Data Analysis and Discussion
Firstly, for the wild-type NicX protein, we diluted the protein to a concentration of approximately 10 ng/μL before use. Considering that protein purification is not 100% due to protein properties, we roughly estimated that the protein constitutes around 50% of the total concentration. In the enzyme activity system, we added 2 μL, which is approximately 10 ng of protein. Compared to the 1 μg of protein determined in the literature, this is roughly 100 times lower, and the reaction rate is also around 100 times lower. Therefore, we can conclude that the wild-type NicX was successfully expressed and reproduced.
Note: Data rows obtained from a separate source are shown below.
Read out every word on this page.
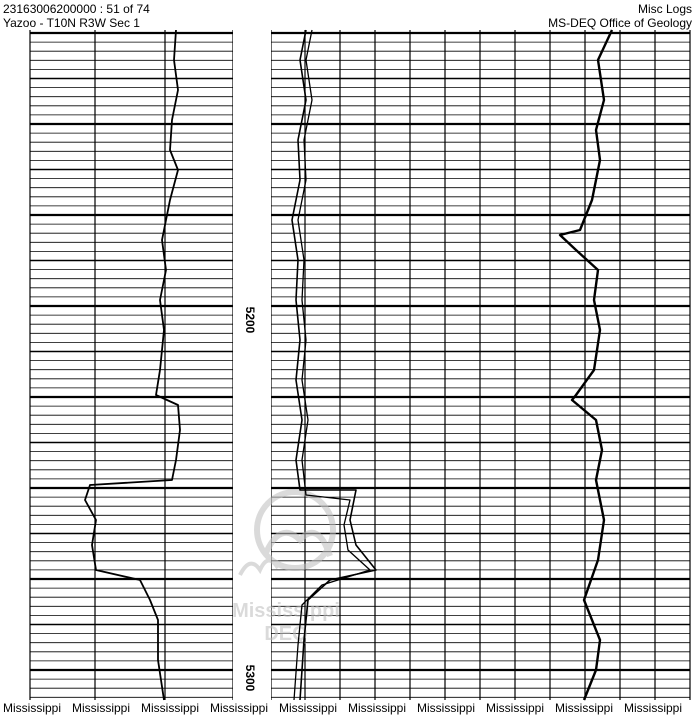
23163006200000 : 51 of 74
Yazoo - T10N R3W Sec 1
Misc Logs
MS-DEQ Office of Geology
Mississippi
DEQ
5200
5300
Mississippi Mississippi Mississippi Mississippi Mississippi Mississippi Mississippi Mississippi Mississippi Mississippi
Furthermore, according to the Michaelis-Menten constant (Km) chart in the original paper, we found that the enzyme activity is not significantly affected by nicotine concentrations in the range of 250-400 μM. Thus, even at a nicotine concentration of 250 μM, the L48Q mutation exhibits comparable enzyme activity to NicX at 400 μM nicotine concentration. Analyzing the reaction rates, we found that even with a slightly lower nicotine concentration, L48Q has a higher enzyme reaction rate than the wild-type. Although the exact difference in reaction rates is unknown, this is sufficient to conclude that L48 is one of the active residues. As previously demonstrated, this means that our active site prediction is reasonably accurate.

For INPNC-NicX, we observed a suspicious anomalous peak in the 0.5-hour chromatogram, specifically due to column residue. The reason for this occurrence is likely improper handling of bacteria during pretreatment. However, due to the presence of residue, the final enzyme activity should be greater than 0.002 μmol/min. When we determined the concentration of INPNC-NicX at OD600 = 1.6, based on previous experiments and empirical data, we estimated the cell density to be approximately 1.6 x 10^8 cells per milliliter, which becomes 1.6 x 10^5 cells per milliliter after a 1000-fold dilution. In the system, we added 2 μL of bacterial culture, corresponding to 320 cells. Based on the previous calculation, we know that the reaction rate for 10 ng of protein is around 0.039 μmol/min. Using this information, we can infer that cells containing about 0.5 ng of protein are effectively participating in the reaction. Therefore, we can conclude that there is approximately 0.16 ng of protein per hundred cells. Additionally, we already know that 320 cells correspond to 0.5 ng of protein and a reaction rate of 0.002 μmol/min. Scaling this up, 6,400 cells correspond to 10 ng of protein and a reaction rate of around 0.04 μmol/min, consistent with the wild-type. Furthermore, in practical terms, when cultivating 1 L of medium to an OD600 of 1, there are approximately 10^8 cells, equivalent to about 16,000 ng of protein or a protein concentration of around 16 mg/mL, which is 32 times more than wild type. Additionally, surface display technology does not require cell disruption and purification, making it far more efficient than traditional intracellular expression methods.